Nave · 31/12/2022 13:15

I have By Miles comprehensive insurance and am not allowed to add anyone to my insurance. I have worked out that if I wanted to lend it to my son he would have to I sure it under his insurance. It’s a cheek anyway!

KarenandFour · 31/12/2022 14:22

I wouldn’t let anyone use my car, let alone neighbours! Tell them to download Uber!

Isleoftights · 31/12/2022 16:04

Moser85 · Today 00:36
Brackensmomma · Yesterday 18:21

I lent mine to my friend once and she transferred her own insurance to my car temporarily.

Yes, but in the event of an incident, you are then relying on your 'friend' and 'their' insurance company to sort it. You can do nothing. And insurance companies, and their policies differ a lot.

Legoninjago1 · 31/12/2022 16:27

God they sound nuts and yes they are massively gaslighting you! Ignore the idiots. Yadnbu.

Barney60 · 31/12/2022 17:27

Nope i wouldnt lend my car to anyone.

Duchess379 · 31/12/2022 19:17

They need to have comprehensive cover to drive your car. And no, I wouldn't lend my car to an annoying neighbour either.

blubberyboo · 31/12/2022 19:37

They are trying to control you.

there is no need for you to be on any sort of terms with these people other than a casual hello. They definitely don’t need to have your phone number or spare key just because they are your neighbours.

cut them off

Merlin3189 · 31/12/2022 21:04

Absolutely not. Sounds to me as if they've spotted you as a soft touch and are working on your weaknesses to exploit you. Be very chary of them.

Incidentally, my own car is a 13 yr old bottom of the range model. I'd lend it to my best friend if I thought he needed it, but I'm pretty sure he'd never ask - I'd have to come out with the offer, and he'd probably take some persuading to take advantage of it. For lots of other things we lend each other stuff, even give it, but there's a big difference between a lawnmower and even an old car, not to mention the dodgy insurance issue and sorting out the mess if they did have an accident.

I'd probably lend it to most of my close family, even if they asked first, but I've known them for donkey's years, and I do need a new car!

Delandra · 31/12/2022 21:15

Op I just read your updated posts…omfg! Alarm bells are ringing loudly. Your neighbours are behaving one way towards you and another way to other residents in the vicinity. I agree, a ‘renta-son/husband/family scheme’ is a much needed service to provide support to people on their own. The cheeky gets would think twice in making those demands. Also, If you don’t have it already, get a video/audio doorbell.

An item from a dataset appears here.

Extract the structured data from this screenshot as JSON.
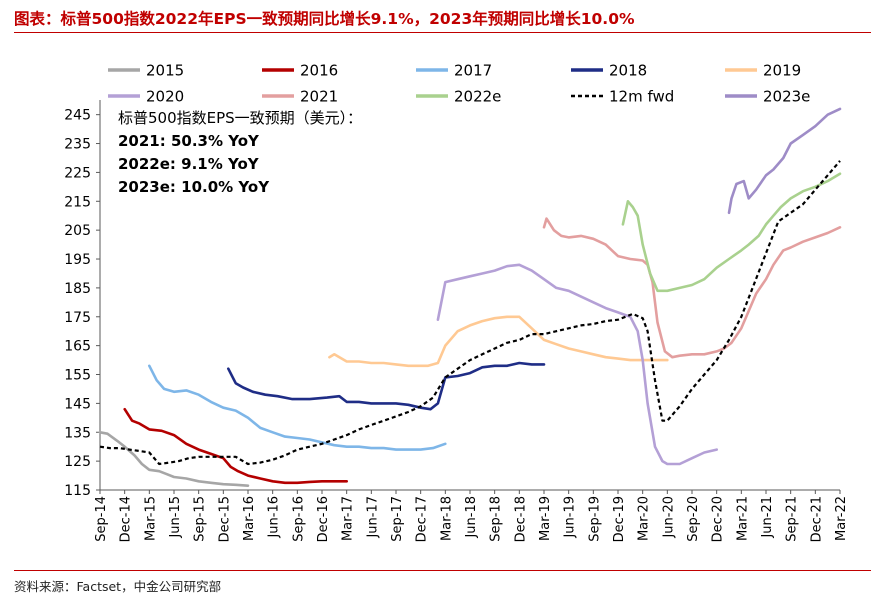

Kjpt140v · 31/12/2022 23:42

YABU to hubby.

Faith77 · 01/01/2023 04:26

MdNdD · 30/12/2022 21:38

A very British problem. In other countries, the car is insured, regardless of the driver and people lend cars without a second thought.

But this IS Britain, and insurance works differently, so asking to borrow a car in circumstances like this is incredibly rude. Regardless of what is acceptable in other countries, it's not the done thing here. Plus, from what she has described, OP's neighbours are just incredibly rude & entitled, not simply culturally unaware.

Rottweilermummy · 01/01/2023 10:33

YANBU They need to be insured too and they would only be covered 3rd party for your car . I agree re the hire car, what's to stop them getting one? I , like you would offer them lift but as they haven't taken you up on it , can't be important, Another solution (which we do when buying a car) is you can get 1 day fully comp insurance have also used for when a friend had to drive my car.

KettrickenSmiled · 01/01/2023 10:56

Was asked out of the blue if I had comprehensive insurance, and if so could they borrow my car as needed to sort something out at their buy-to-let (defrosting a boiler condenser pipe, so not an emergency!)

Given that you already know this new neighbour has form for unreasonable behaviour/requests, why on EARTH are you wondering if you are mean to say no?

Next time, don't bother with the insurance excuse.
Just look them hard in the eye & say "no".
When they push back, tell them "because I don't want to" - & walk away.

If you give in to this kind of shit, it will never stop.